Docteur en droit européen, Vincent Couronne (Les Surligneurs) estime qu'une adhésion rapide de l''Ukraine à l'UE aura un coût très élevé. D.R.Docteur en droit européen et enseignant à Sciences-Po Saint-Germain-en-Laye, le Français Vincent Couronne nous a accordé un entretien sur la possibilité d’une procédure accélérée pour permettre à l’Ukraine d’intégrer l’Union européenne plus rapidement. Mais pour le chercheur-associé à l’Université de Paris-Saclay, l’Ukraine ne remplit pas les critères de Copenhague ou d’adhésion définis lors du Conseil européen en 1993 pour rejoindre l’Union européenne en mode accéléré. Il s’agit notamment de la lutte contre la corruption, d’avoir une économie suffisamment robuste et viable que pour encaisser le choc des règles de la concurrence, d’être en capacité de transposer l’acquis communautaire dans son ordre juridique national.
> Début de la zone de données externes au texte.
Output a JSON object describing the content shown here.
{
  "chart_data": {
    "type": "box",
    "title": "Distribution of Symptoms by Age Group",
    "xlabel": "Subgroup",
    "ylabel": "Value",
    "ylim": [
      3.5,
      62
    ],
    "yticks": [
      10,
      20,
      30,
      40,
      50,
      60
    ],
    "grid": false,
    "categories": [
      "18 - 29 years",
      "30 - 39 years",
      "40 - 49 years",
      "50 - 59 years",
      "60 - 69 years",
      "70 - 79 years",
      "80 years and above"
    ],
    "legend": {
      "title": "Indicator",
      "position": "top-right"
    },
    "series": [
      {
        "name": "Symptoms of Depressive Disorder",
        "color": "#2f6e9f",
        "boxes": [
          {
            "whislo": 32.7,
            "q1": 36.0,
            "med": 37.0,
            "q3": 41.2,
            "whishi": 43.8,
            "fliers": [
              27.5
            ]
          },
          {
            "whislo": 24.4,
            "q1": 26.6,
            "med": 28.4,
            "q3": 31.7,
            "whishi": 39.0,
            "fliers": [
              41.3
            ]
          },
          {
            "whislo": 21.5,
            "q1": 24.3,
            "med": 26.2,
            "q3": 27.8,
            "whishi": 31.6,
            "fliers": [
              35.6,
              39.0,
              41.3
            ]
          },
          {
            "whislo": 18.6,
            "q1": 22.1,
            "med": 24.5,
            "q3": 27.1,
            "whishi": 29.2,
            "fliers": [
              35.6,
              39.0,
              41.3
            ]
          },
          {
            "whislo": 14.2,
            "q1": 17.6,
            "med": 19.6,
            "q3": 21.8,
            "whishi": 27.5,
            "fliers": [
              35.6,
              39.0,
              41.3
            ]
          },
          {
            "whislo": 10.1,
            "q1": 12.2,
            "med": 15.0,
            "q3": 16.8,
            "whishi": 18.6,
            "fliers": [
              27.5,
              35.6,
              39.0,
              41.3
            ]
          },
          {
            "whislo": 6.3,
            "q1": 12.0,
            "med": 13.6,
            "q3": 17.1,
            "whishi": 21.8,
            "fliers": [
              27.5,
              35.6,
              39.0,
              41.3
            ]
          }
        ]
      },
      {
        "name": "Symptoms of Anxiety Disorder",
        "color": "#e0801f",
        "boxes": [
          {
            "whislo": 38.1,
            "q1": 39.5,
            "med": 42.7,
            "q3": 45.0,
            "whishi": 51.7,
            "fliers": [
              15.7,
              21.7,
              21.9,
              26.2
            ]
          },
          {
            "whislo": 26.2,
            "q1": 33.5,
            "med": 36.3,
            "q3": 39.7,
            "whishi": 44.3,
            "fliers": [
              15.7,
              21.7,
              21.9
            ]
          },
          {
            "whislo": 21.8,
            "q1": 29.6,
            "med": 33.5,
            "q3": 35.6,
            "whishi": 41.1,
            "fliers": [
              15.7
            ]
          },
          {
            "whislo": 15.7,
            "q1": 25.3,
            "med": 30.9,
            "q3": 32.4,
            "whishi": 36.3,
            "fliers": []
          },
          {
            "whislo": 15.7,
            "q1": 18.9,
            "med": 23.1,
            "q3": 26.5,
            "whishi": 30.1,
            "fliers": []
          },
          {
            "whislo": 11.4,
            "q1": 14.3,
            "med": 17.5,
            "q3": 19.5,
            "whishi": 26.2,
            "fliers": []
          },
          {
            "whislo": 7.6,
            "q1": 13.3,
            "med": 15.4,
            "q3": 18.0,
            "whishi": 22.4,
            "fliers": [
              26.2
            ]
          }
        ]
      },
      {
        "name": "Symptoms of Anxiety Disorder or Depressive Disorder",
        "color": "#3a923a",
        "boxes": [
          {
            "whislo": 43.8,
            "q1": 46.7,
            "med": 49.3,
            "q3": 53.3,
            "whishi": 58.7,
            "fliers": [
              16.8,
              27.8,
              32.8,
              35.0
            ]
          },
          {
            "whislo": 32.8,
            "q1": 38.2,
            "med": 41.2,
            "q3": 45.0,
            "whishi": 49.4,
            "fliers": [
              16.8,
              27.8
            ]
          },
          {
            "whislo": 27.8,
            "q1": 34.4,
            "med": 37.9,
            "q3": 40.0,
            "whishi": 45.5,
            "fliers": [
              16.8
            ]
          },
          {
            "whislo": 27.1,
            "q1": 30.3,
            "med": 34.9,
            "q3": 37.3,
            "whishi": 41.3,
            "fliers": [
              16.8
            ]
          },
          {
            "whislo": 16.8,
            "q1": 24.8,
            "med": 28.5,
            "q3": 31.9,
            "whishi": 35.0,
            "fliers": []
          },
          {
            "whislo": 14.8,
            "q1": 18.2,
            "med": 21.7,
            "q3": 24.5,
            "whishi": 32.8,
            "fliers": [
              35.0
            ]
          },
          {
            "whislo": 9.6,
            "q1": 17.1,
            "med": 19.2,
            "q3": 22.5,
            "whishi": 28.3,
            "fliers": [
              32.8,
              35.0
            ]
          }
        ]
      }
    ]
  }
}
Egalement directeur de publication des « Surligneurs », un site de factchecking en France et en Belgique (Université Saint-Louis), une adhésion rapide de l’Ukraine à l’Union européenne est possible si les chefs d’Etat et de gouvernement décident à l’unanimité de la valider, mais il y a beaucoup de réticences notamment du côté de la France, de l’Allemagne et il n’est pas certain que l’Autriche et les Pays-Bas l’acceptent aussi. Rendez-vous fin mai lors du prochain Conseil européen.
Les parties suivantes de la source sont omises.